MENTERI Haji dan Umrah (Menhaj) RI, Mochamad Irfan Yusuf, memberi penjelasan terkait dua insiden pendaratan darurat yang dialami pesawat milik Saudia Airlines saat mengangkut jamaah calon haji Indonesia.
Pertama, pesawat rute Surabaya–Madinah mendarat darurat di Bandara Kualanamu, Medan, pada Minggu (26/4). Keesokan harinya, pesawat dengan rute Batam–Madinah juga mengalami pendaratan darurat di Bandara Hang Nadim, Batam, pada Senin (27/4).
Irfan menjelaskan, ada dua masalah yang menjadi penyebab kejadian tersebut. Menurutnya, satu pesawat perlu menjalani servis di Medan, sementara pesawat dari Batam tidak dapat melanjutkan penerbangan dan harus mencari pesawat pengganti.
Kementerian Haji dan Umrah kemudian merespons dengan menegur keras Saudia Airlines. Irfan menyampaikan bahwa surat peringatan dan teguran telah dikirim karena insiden ini dinilai mengganggu operasional haji 2026.

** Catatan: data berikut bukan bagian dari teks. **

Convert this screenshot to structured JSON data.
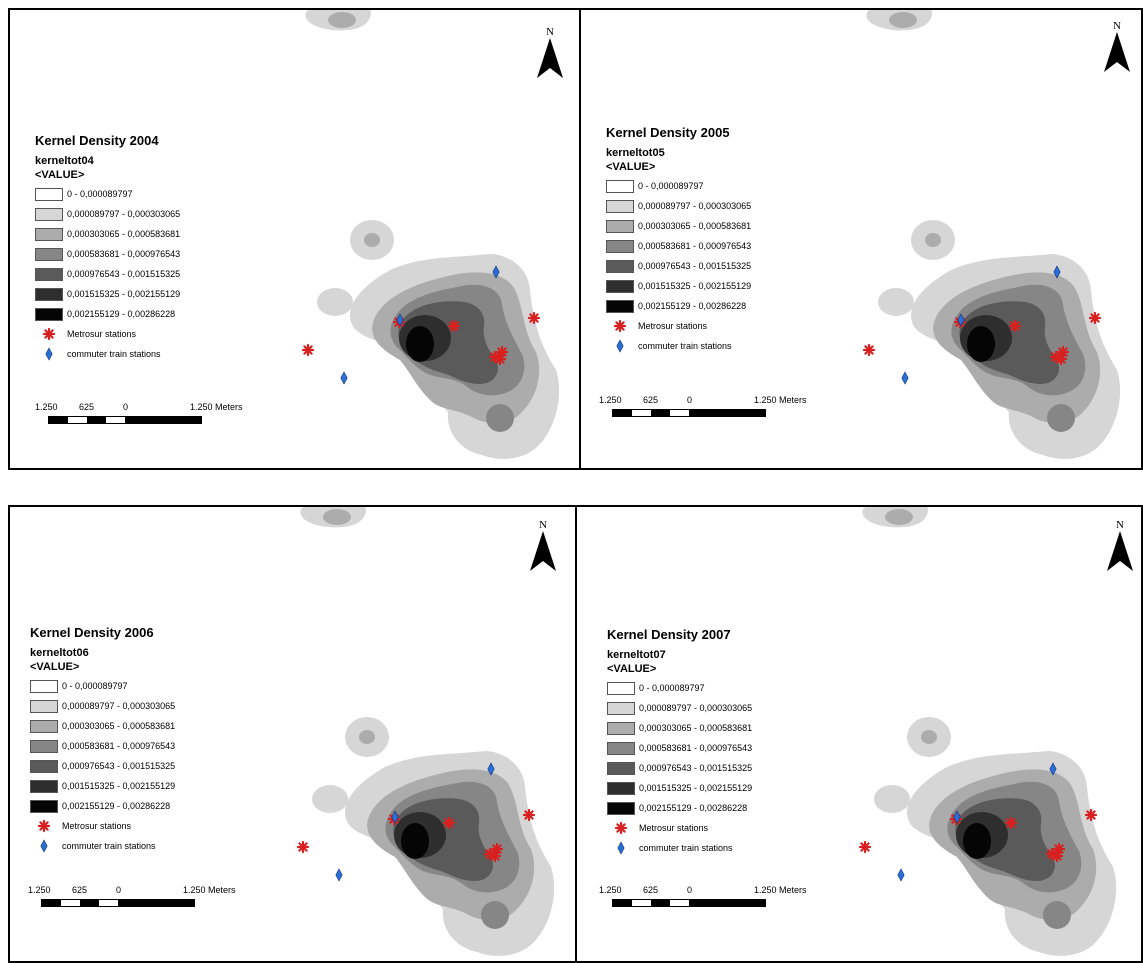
{
  "legend_common": {
    "value_header": "<VALUE>",
    "classes": [
      {
        "label": "0 - 0,000089797",
        "color": "#ffffff"
      },
      {
        "label": "0,000089797 - 0,000303065",
        "color": "#d6d6d6"
      },
      {
        "label": "0,000303065 - 0,000583681",
        "color": "#acacac"
      },
      {
        "label": "0,000583681 - 0,000976543",
        "color": "#868686"
      },
      {
        "label": "0,000976543 - 0,001515325",
        "color": "#5a5a5a"
      },
      {
        "label": "0,001515325 - 0,002155129",
        "color": "#2e2e2e"
      },
      {
        "label": "0,002155129 - 0,00286228",
        "color": "#050505"
      }
    ],
    "metrosur_label": "Metrosur stations",
    "commuter_label": "commuter train stations",
    "metrosur_color": "#d92020",
    "commuter_color": "#2a6fd6"
  },
  "scale_common": {
    "labels": [
      "1.250",
      "625",
      "0",
      "1.250 Meters"
    ]
  },
  "north_label": "N",
  "panels": [
    {
      "title": "Kernel Density 2004",
      "layer": "kerneltot04"
    },
    {
      "title": "Kernel Density 2005",
      "layer": "kerneltot05"
    },
    {
      "title": "Kernel Density 2006",
      "layer": "kerneltot06"
    },
    {
      "title": "Kernel Density 2007",
      "layer": "kerneltot07"
    }
  ]
}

Ia juga berharap kejadian tersebut tidak menurunkan semangat jamaah calon haji. Irfan menekankan agar jamaah memanfaatkan waktu yang ada untuk istirahat dan mempersiapkan diri secara mental sebelum melanjutkan perjalanan ke Arab Saudi.
Mengenai kompensasi, Menhaj menyatakan bahwa seluruh bentuk ganti rugi akibat keterlambatan penerbangan menjadi tanggung jawab penuh manajemen maskapai terkait.
Dalam penanganan di lapangan, jamaah calon haji Embarkasi Surabaya yang terdampak di Medan sebanyak 380 orang ditempatkan di tiga hotel dekat bandara. Sementara jamaah Embarkasi Batam memperoleh pilihan menginap di lima hotel berbeda dengan pendampingan petugas.
Irfan menegaskan bahwa kewajiban pihak maskapai mencakup penyediaan hotel serta kebutuhan makan tiga kali, dan pihaknya akan terus memantau pemenuhan hak jamaah.
Ia menyebut jamaah haji terdampak dari Medan telah diberangkatkan ke Arab Saudi, dan pemantauan tetap dilakukan agar keberangkatan jamaah berjalan lancar. Irfan juga menyampaikan bahwa jadwal keberangkatan dari Medan pada pukul 17.00 WIB (Senin, 27 April), sedangkan perkembangan untuk Batam masih akan dicecek lebih lanjut.